Pular para conteúdo

Pular para sumário

Religiões em Assis buscam a paz

Religiões em Assis buscam a paz

Religiões em Assis buscam a paz

“Violência nunca mais! Guerra nunca mais! Terrorismo nunca mais! Em nome de Deus, que cada religião traga à Terra justiça e paz, perdão e vida, amor!” — Papa João Paulo II.

ASSIS, ITÁLIA, 24 de janeiro de 2002 — representantes das principais religiões do mundo reuniram-se para rezar pela paz, uma paz ameaçada por terrorismo, intolerância e injustiça. A reunião foi anunciada pelo papa uns dois meses depois do colapso das Torres Gêmeas, em Nova York. Muitos líderes religiosos aceitaram o convite do Vaticano com entusiasmo.

Em duas ocasiões anteriores — 1986 e 1993 — o papa havia convocado um dia de orações nessa mesma cidade italiana. * Mais de mil jornalistas do mundo inteiro vieram para cobrir a reunião de 2002. Muitas religiões estavam representadas nas orações pela paz — da cristandade (católicos, luteranos, anglicanos, ortodoxos, metodistas, batistas, pentecostais, menonitas, quacres e outros), do islamismo, hinduísmo, confucionismo, siquismo, jainismo, tenriquio, budismo, judaísmo, das religiões tradicionais africanas e do xintoísmo e zoroastrianismo. Vieram também delegações de outras religiões, bem como um representante do Conselho Mundial de Igrejas.

Declarações em favor da paz

O dia começou às 8h40, quando o “trem da paz” partiu da pequena estação do Vaticano. Composto de sete vagões confortáveis, o trem foi escoltado por dois helicópteros. Uma viagem de duas horas levou o papa e outros líderes religiosos a Assis. A segurança foi reforçada, com cerca de mil policiais a postos.

Os líderes religiosos se reuniram numa antiga praça, sob uma cobertura enorme. Num grande tablado vermelho, em forma de V, ficavam os representantes religiosos, com o assento do papa no centro. Ao lado do tablado havia uma oliveira — um símbolo da paz. Na frente do tablado, uma assistência de mais de 2.000 convidados, criteriosamente selecionados. A primeira fila era ocupada por algumas das mais altas autoridades da Itália. Os discursos eram intercalados por hinos de louvor à paz, cantados por grandes corais. Em outras partes da cidade, milhares de pessoas, a maioria jovens, exibiam cartazes com slogans contra a guerra, em vários idiomas, e cantavam canções de paz. Muitos seguravam ramos de oliveira.

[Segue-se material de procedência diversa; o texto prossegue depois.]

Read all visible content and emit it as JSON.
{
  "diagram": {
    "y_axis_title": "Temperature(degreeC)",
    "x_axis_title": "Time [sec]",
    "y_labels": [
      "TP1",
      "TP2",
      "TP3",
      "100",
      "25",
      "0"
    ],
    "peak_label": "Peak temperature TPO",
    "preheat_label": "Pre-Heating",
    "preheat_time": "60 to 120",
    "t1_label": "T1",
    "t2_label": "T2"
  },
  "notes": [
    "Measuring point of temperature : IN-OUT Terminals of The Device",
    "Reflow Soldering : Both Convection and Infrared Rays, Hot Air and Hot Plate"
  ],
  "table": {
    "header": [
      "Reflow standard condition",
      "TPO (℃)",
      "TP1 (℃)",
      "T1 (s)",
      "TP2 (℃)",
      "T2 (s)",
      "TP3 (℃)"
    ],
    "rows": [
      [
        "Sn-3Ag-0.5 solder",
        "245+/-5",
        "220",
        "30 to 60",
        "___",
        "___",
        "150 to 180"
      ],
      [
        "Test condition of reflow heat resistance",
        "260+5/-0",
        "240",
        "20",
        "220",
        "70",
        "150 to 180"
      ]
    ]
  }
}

Depois de ocupar seu assento no tablado, o papa saudou os membros das várias delegações religiosas. Em seguida, após um hino cantado em latim, baseado em Isaías 2:4 (que profetiza um tempo em que ‘nação não levantará espada contra nação’), mais de uma dezena de representantes, cada qual com suas vestes religiosas características, fizeram uma declaração solene em favor da paz. Veja alguns exemplos.

“Neste momento histórico, a humanidade precisa ver gestos de paz e ouvir palavras de esperança.” — Cardeal François Xavier Nguyên Van Thuân.

Deus “não é um Deus de guerra e de conflitos, mas um Deus de paz”. — Patriarca ecumênico Bartolomeu I.

“As diferenças religiosas não devem levar [as pessoas] a ignorar, ou até mesmo odiar, os que são diferentes.” — Dr. Setri Nyomi, Aliança Mundial das Igrejas Reformadas.

“A justiça e o amor fraterno são os dois pilares indispensáveis para a paz verdadeira entre as pessoas.” — Chefe Amadou Gasseto, representante de religiões africanas tradicionais.

“Somente a paz é sagrada, a guerra nunca é sagrada!” — Andrea Riccardi, Igreja Católica.

Alguns enviados reconheceram que as religiões têm uma séria responsabilidade por fomentarem a intolerância e a guerra. O representante da Federação Luterana Mundial declarou que o mundo tem sido “abalado pela ferocidade de ódios incitados pelo fundamentalismo religioso”. Um representante do judaísmo disse: “As religiões contribuíram para fomentar muitas guerras horríveis e sangrentas.” Uma enviada hindu declarou: “A História repetidas vezes traz à tona casos em que autoproclamados salvadores da religião colocaram a religião a serviço do poder e de forças divisoras.”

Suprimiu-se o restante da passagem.